Most construction contracts here in Singapore typically do not have specific clauses that clearly allow a contractor to seek relief, said Derek Loh, TSMP Law Corp partner.
"Practically all the standard form construction contracts in Singapore do not provide clear or express relief that is enforceable from the impact of the Covid-19-related travel bans and business disruptions in the construction industry," said Mr Loh.
That is why the Building and Construction Authority (BCA) could only send an advisory to the participants in the construction industry, he said.
TSMP has seen more contractors' requests for advice, he said.
The BCA has advised government agencies to take a sympathetic view of construction project delays and grant requests for extension of time for their completion, Parliament was told on March 4.
Further, the government has sought the support of the Real Estate Developers' Association of Singapore (Redas) for private sector developers to take the same view as well.
Redas has duly passed on BCA's request to its members. The association has yet to receive feedback from members on how they will handle delay requests due to the uncertainty of the situation.
Wong Partnership's Christopher Chuah said the firm is seeing more enquiries and currently assisting in about 20 private sector projects affected by Covid-19.
On whether the private sector owners are taking a sympathetic view on delays, Mr Chuah said there is "no firm anecdotal evidence thus far as applications are still being submitted for extensions of time".
The 20 private sector projects vary in value and size, added Mr Chuah who heads Wong Partnership's infrastructure, construction and engineering practice.
According to Simon Goh, Rajah & Tann Singapore partner, there has been a noticeable increase in enquiries from contractors to advise on claims about possible delays to their projects due to Covid-19.
"From those that I am aware of, these are private sector projects. So far, there is a sense of sympathy because claims for extensions of time for completing the projects appear acceptable," said Mr Goh.
Kenneth Loo, Straits Construction chief operating officer, said the current two-week Malaysian lockdown has bigger implications for the industry than the Chinese worker/materials shortage.
In terms of the supply chain, the immediate impact would be materials that come from Malaysia such are pre-cast and cement for finishing works, he said.
"Stock will be depleted very soon," said Mr Loo who is also the immediate past president of The Singapore Contractors Association Ltd (SCAL).
Pre-cast concrete is used in columns and walls while cement is needed for plastering.
"Pre-cast components are bespoke - manufactured for a particular project," said Mr Loo. If the components are not available, the project cannot move."
SCAL's approximately 3,000 members handle about 75 per cent of construction work in Singapore.
Mr Loo said while contractual obligation to finish a project on time is a major challenge, "cost is a bigger headache as overheads continue".
The irony of construction workers shortage is not lost on the industry, he said.
In early January, forecast for the construction industry output this year was a strong S$30 billion to S$32 billion. Construction output in 2019 was S$28 billion.
"Before Covid-19, construction was facing potential manpower shortage; but now with no materials, work will come to a stop," said Mr Loo.
But as major projects can take two to five years to complete, firms cannot just let workers go when there is no certainty how long Covid-19 will last, he said.
To be sure some contractors are still managing to work pretty much as usual.
Jackson Wong, J'Code project manager, said a five-month job which started last November for a full renovation at a luxury apartment in the Grange Road area is being delayed by about two weeks.

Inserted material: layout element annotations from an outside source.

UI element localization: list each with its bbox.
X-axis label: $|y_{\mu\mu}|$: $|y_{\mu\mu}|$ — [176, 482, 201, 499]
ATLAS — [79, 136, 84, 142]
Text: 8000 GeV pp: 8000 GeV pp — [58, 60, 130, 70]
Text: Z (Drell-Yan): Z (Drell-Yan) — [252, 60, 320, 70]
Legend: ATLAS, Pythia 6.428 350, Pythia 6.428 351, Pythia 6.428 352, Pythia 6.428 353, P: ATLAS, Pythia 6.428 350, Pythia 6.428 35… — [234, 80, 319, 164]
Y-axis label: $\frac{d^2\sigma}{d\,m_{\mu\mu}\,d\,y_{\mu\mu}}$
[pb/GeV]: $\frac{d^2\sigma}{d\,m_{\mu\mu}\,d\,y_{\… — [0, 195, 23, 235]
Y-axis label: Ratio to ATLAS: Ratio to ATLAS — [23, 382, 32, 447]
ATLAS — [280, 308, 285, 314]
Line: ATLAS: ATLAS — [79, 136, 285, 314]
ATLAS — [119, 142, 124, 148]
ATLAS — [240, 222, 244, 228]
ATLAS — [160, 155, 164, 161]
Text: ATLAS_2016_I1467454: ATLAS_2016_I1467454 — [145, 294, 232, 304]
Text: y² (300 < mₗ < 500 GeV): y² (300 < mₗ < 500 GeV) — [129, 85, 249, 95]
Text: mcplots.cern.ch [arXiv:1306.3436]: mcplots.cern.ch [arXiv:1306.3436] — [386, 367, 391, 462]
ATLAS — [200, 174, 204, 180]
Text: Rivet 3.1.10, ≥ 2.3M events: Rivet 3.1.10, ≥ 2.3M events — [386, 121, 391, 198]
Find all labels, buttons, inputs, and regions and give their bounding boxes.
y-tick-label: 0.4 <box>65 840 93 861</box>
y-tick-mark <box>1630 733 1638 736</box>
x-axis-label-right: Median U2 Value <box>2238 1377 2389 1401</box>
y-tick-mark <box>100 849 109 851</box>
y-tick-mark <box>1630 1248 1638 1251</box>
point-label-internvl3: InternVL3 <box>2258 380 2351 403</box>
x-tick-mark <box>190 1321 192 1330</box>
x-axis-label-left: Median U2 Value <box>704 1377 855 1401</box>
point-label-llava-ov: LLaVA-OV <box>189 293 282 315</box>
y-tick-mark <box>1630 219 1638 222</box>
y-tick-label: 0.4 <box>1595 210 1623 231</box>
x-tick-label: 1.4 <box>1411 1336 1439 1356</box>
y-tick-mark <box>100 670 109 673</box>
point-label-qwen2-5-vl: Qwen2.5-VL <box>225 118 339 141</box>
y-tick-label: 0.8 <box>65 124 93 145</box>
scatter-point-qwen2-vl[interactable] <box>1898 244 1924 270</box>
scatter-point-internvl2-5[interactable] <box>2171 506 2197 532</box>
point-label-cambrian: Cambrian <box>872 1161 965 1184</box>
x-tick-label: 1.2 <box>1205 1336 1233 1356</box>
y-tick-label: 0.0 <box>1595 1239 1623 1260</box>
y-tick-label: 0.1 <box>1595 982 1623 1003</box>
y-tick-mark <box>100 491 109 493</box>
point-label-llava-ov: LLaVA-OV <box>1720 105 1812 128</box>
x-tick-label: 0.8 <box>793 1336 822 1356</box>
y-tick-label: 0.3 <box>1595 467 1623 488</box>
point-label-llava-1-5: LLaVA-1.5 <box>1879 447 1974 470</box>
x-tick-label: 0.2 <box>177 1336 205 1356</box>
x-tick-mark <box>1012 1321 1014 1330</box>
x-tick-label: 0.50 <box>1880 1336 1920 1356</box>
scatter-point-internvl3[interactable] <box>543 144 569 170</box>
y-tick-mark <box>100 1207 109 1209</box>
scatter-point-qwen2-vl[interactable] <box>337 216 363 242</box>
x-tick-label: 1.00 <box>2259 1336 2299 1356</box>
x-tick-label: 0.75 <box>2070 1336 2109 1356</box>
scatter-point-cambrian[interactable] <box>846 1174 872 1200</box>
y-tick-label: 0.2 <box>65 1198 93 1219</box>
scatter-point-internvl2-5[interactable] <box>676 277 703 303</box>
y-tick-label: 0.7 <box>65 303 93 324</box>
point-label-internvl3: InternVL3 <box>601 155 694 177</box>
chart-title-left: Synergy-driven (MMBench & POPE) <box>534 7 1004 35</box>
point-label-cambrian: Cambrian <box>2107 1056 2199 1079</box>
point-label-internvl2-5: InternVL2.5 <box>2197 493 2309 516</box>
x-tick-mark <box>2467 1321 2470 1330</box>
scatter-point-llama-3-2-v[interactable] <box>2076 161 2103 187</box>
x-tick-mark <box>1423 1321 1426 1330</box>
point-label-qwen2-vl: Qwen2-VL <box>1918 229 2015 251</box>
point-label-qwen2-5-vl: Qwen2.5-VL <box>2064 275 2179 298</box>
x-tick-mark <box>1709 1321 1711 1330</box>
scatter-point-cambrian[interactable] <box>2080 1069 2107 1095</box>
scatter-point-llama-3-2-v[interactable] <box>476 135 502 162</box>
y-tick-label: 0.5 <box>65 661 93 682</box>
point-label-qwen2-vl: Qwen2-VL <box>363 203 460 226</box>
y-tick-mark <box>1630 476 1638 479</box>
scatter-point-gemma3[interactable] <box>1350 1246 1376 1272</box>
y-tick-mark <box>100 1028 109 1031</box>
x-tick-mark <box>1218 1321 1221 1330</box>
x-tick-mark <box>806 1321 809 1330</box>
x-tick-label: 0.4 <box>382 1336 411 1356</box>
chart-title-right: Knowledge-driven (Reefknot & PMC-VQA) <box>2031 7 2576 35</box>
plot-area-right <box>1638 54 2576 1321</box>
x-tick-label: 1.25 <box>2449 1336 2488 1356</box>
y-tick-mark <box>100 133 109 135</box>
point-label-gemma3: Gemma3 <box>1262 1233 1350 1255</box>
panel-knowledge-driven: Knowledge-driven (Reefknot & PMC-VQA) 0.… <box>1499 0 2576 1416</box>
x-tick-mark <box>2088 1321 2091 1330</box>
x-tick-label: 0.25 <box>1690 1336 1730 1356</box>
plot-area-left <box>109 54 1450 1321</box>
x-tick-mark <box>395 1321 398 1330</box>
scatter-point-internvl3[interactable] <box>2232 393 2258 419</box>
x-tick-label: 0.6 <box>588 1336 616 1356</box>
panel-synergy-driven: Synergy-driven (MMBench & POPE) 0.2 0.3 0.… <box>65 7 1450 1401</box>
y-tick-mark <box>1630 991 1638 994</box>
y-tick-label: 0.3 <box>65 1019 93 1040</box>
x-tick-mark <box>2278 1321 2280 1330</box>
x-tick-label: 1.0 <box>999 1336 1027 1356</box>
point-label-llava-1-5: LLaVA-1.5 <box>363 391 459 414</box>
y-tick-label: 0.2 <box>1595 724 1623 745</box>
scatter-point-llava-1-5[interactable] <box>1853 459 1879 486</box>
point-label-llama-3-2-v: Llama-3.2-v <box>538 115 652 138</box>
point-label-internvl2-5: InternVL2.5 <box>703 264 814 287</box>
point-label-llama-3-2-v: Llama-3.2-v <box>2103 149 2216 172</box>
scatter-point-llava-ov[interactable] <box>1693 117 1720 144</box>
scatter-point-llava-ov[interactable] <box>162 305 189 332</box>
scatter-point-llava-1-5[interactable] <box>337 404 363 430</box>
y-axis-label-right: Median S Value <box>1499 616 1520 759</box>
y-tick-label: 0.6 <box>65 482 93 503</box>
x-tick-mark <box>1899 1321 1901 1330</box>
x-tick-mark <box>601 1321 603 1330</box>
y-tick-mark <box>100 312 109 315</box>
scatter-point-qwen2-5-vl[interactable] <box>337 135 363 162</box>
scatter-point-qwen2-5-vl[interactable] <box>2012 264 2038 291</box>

The owner is "understanding and will not penalise for late handover", he said.
"We have no problems, workers didn't go back for Chinese New Year (CNY)," said Mr Wong. His company's four workers from China did not go back home for CNY, and he has found accommodation for his six Malaysian employees. J'Code also has five Bangladeshi workers.
For the luxury apartment job there was no shortage of materials as these were pre-ordered before CNY.
"So we have no issue with delay or shortage of workers nor materials," he said. "In fact on the supplier side, they still have stock in hand but there are already price increases of 10-15 per cent."
He accepts the increases as suppliers have limited stock, and the higher price move is to discourage contractors from stocking up, "like at the NTUC", referring to some consumers' panic buying at supermarkets.
But Mr Wong notes that sub-contractors he works with face greater problems.